O Brasil acordou com um novo hit: “Só não vai Jair”.
No entanto, não é só uma música — é um verdadeiro estado de espírito. Enquanto o ex-presidente desfila sua ausência em público, a tornozeleira eletrônica se tornou o acessório mais comentado deste verão político.
Esqueça pulseiras da amizade ou colares de miçanga: o item da temporada é digital, discreto e cheio de implicações judiciais.
Nas redes sociais, o pagode político viralizou com força total. A letra — que mistura ironia, deboche e uma pitada de indignação — já ganhou versões em funk, forró, sertanejo e até em ritmo de axé.
Além disso, playlists temáticas pipocam no Spotify e no YouTube, com títulos como “Tornozeleira Hits”, “Pagode da CPI” e “Churrasco com Habeas Corpus”.

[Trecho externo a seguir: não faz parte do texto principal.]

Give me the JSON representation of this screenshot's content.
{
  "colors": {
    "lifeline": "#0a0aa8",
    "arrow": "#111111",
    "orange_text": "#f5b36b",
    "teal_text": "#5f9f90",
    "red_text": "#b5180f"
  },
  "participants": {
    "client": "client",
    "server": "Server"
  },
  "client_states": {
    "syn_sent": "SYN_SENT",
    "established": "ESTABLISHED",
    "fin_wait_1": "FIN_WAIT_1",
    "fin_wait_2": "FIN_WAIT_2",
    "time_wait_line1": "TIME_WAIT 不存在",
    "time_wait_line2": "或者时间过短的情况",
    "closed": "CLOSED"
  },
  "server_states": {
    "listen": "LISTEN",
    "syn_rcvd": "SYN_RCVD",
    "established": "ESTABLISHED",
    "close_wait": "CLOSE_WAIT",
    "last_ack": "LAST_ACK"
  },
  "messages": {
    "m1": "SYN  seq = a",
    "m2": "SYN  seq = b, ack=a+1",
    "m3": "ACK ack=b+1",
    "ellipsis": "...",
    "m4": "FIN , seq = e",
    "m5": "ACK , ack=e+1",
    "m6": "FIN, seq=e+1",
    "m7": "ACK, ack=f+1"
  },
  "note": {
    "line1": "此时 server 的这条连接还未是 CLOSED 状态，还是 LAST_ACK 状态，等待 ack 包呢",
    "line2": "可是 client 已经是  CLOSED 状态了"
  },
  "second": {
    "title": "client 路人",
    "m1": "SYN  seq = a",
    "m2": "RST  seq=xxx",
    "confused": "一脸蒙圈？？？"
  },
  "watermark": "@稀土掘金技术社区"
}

A pergunta que não quer calar é: será que ele vai aparecer no próximo churrasco de domingo ou vai mandar um holograma? Porque, presencialmente, Jair está mais ausente que promessa de campanha depois da eleição.
Quando aparece, é sempre cercado por advogados, assessores e aquele ar de “não fui eu”.
Enquanto isso, o país segue entre risos e revoltas. Afinal, rir ainda é mais barato que pagar imposto — e, convenhamos, muito mais saudável que tentar entender o sistema político brasileiro sem perder a sanidade.
A música surgiu como uma brincadeira entre amigos, mas rapidamente ganhou tração. Influenciadores políticos, humoristas e até jornalistas começaram a compartilhar trechos da letra, que diz:
“Se for pra depor, ele não vai / se for pra explicar, ele não vai / mas se for pra tumultuar, aí talvez ele vá”.
O refrão, chiclete e provocador, virou bordão em rodas de conversa e comentários online.
O ex-presidente, por sua vez, mantém o silêncio — ou melhor, aquele tipo de silêncio que fala alto. A ausência dele em eventos públicos é tão constante que já virou presença garantida nas piadas.
“Jair não vai” virou sinônimo de fuga estratégica, de esquiva institucional e de sumiço calculado.
Enquanto isso, a tornozeleira eletrônica virou personagem secundária da novela política. Ela aparece discretamente nas fotos, mas é lembrada com destaque nas montagens.
Já teve versão com glitter, LED, bluetooth e até GPS que toca “Ai se eu te pego” quando ele se aproxima de áreas proibidas.
O clima é de carnaval fora de época. Porém, em vez de confete, temos boletos. Em vez de serpentina, temos processos. E em vez de trio elétrico, temos caminhão de memes.
A oposição aproveita o momento para fazer graça e crítica. Deputados compartilham vídeos dançando ao som do hit, enquanto sugerem que a tornozeleira seja símbolo oficial da nova legislatura.
Por outro lado, os aliados tentam minimizar, dizendo que “é só uma fase”. Contudo, o brasileiro sabe: fase que envolve tornozeleira não costuma acabar com final feliz.
O sucesso da música mostra que o humor continua sendo a válvula de escape nacional. É por meio dele que o povo transforma indignação em criatividade, frustração em arte e caos em conteúdo viral.
E se o ex-presidente não vai, o meme vai. Vai longe, vai fundo, vai direto para o grupo da família.
No fim das contas, “Só não vai Jair” é mais do que um hit. É um retrato do Brasil atual: um país que canta, dança e ri — mesmo quando tudo parece desabar.
Porque rir, além de ser mais barato que pagar imposto, é também uma forma de resistência.
E, nesse verão político, a trilha sonora é clara: quem não vai, vira meme.